One Friday a couple of weeks ago, I was artist in residence at Linton Heights School in Cambridgeshire, and had the wonderful opportunity of introducing William Blake to about 180 children. They loved him! I began each session by reading The Tyger, and encouraged them to listen, not just with their brains, but with their whole being.
Painting and poetry is a full body experience, I told them, and they were a joy as they had genuine responses of wonder, excitement, curiosity, bewilderment and surprise. They brought their sketchbooks with them and I am sure William Blake would have loved the weird and wonderful images they drew. I encouraged them to react from their deep imagination, not their mind, and that there was no right or wrong way to respond. What a joy children are.
Notes
Linda Richardson is an artist.

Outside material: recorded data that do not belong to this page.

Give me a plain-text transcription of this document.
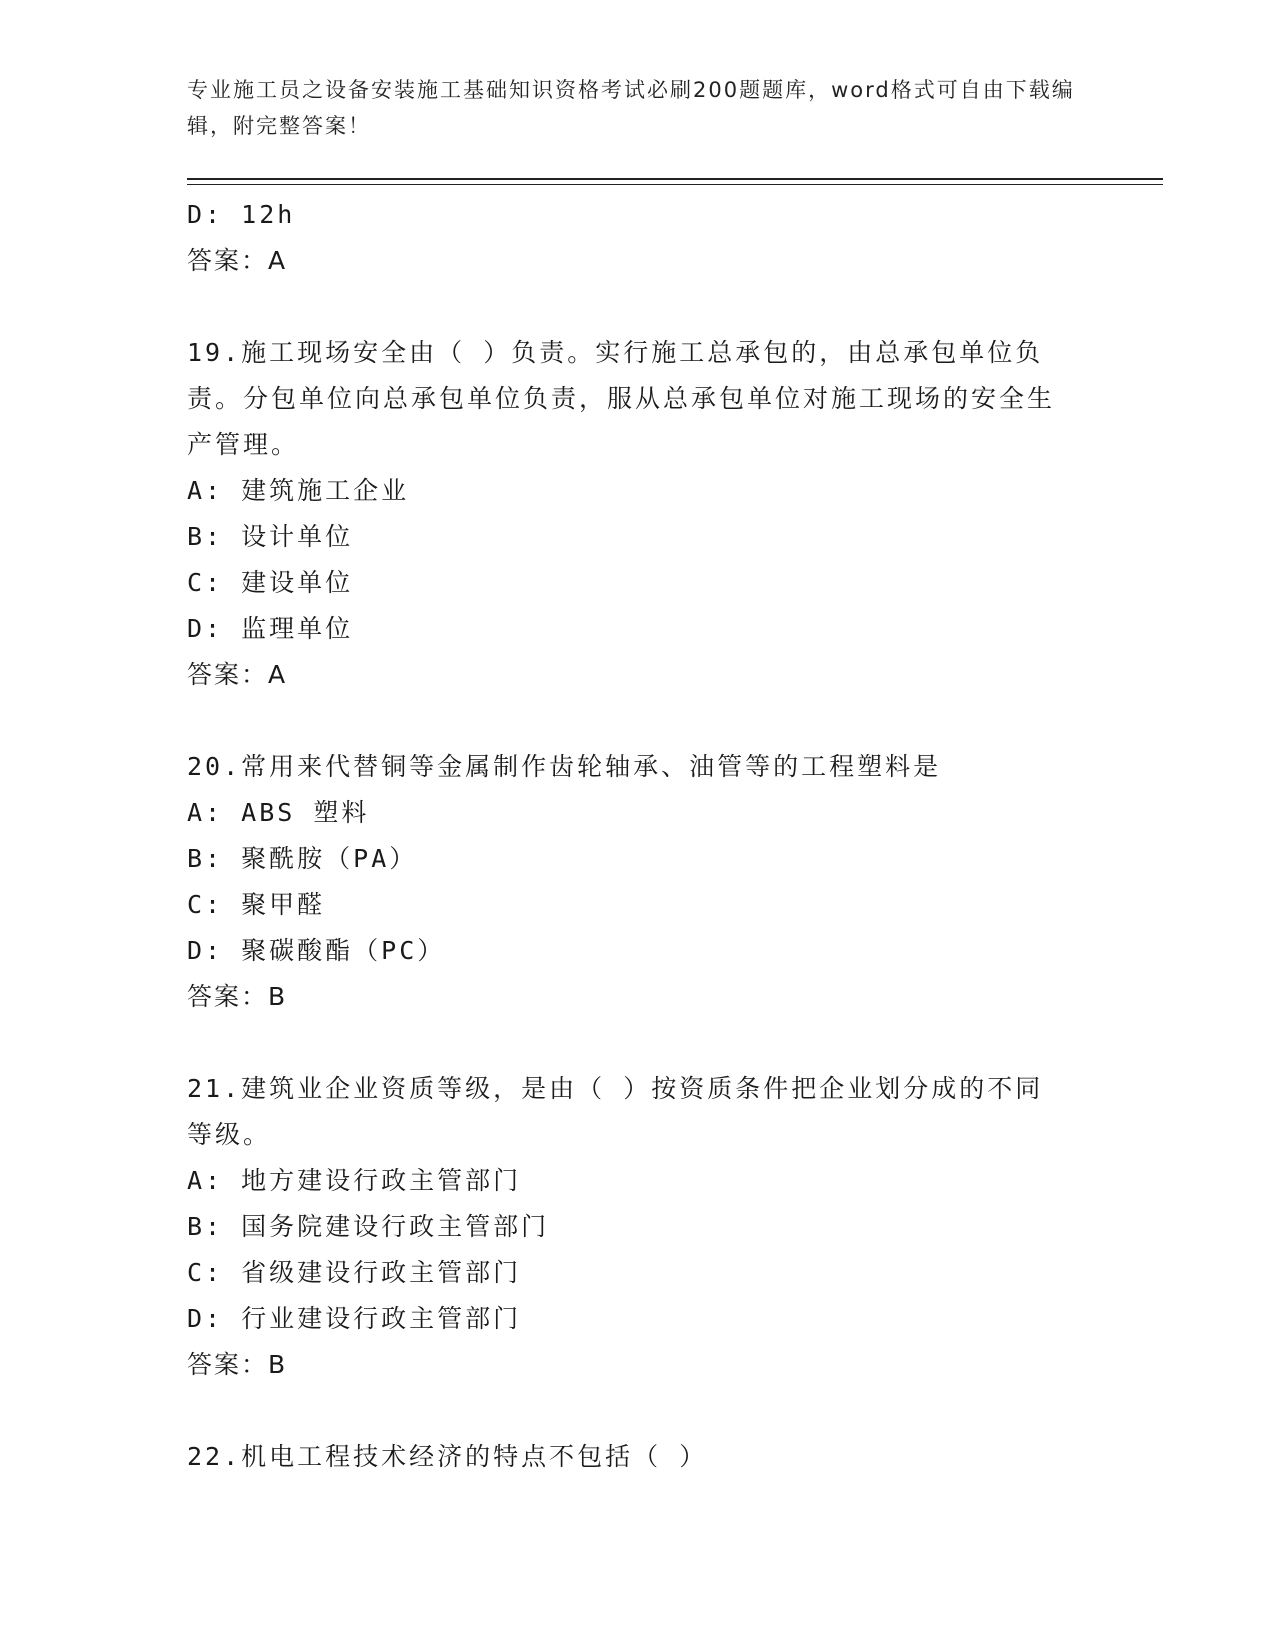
专业施工员之设备安装施工基础知识资格考试必刷200题题库，word格式可自由下载编辑，附完整答案！
D: 12h
答案：A
19.施工现场安全由（ ）负责。实行施工总承包的，由总承包单位负责。分包单位向总承包单位负责，服从总承包单位对施工现场的安全生产管理。
A: 建筑施工企业
B: 设计单位
C: 建设单位
D: 监理单位
答案：A
20.常用来代替铜等金属制作齿轮轴承、油管等的工程塑料是
A: ABS 塑料
B: 聚酰胺（PA）
C: 聚甲醛
D: 聚碳酸酯（PC）
答案：B
21.建筑业企业资质等级，是由（ ）按资质条件把企业划分成的不同等级。
A: 地方建设行政主管部门
B: 国务院建设行政主管部门
C: 省级建设行政主管部门
D: 行业建设行政主管部门
答案：B
22.机电工程技术经济的特点不包括（ ）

Based in Cambridge, England, she makes work that engages the imagination and intuition and tries to make a creative space for the viewer to connect their inner nature with their outer nature to form ideas that are not rooted in convention, reason or rationality. However neither are they pure fantasy that provides an escape from humdrum life. Linda wants instead to awaken the senses to the beauty and wonder of the world in which we live, to activate the attention to the mystery of the human experience.

Here is the painting that Linda shared with the class at Linton Heights School, inspired by Blake’s poem, as seen in the photograph above.
You can find more of Linda’s work at lindarichardson.net
We shared actor’s Matt Ray Brown’s reading of The Tyger here, as part of Matt’s exclusive series for Finding Blake — filmed at William Blake’s home on South Molton Street, London.
More realistic than the one Blake did himself! What medium did you use Linda?
Hello Eric. I started with acrylic because it dries quickly and I wanted to start and finish it in the time I was with the children. I finished it in oil. You can put oil over acrylic but not the other way round.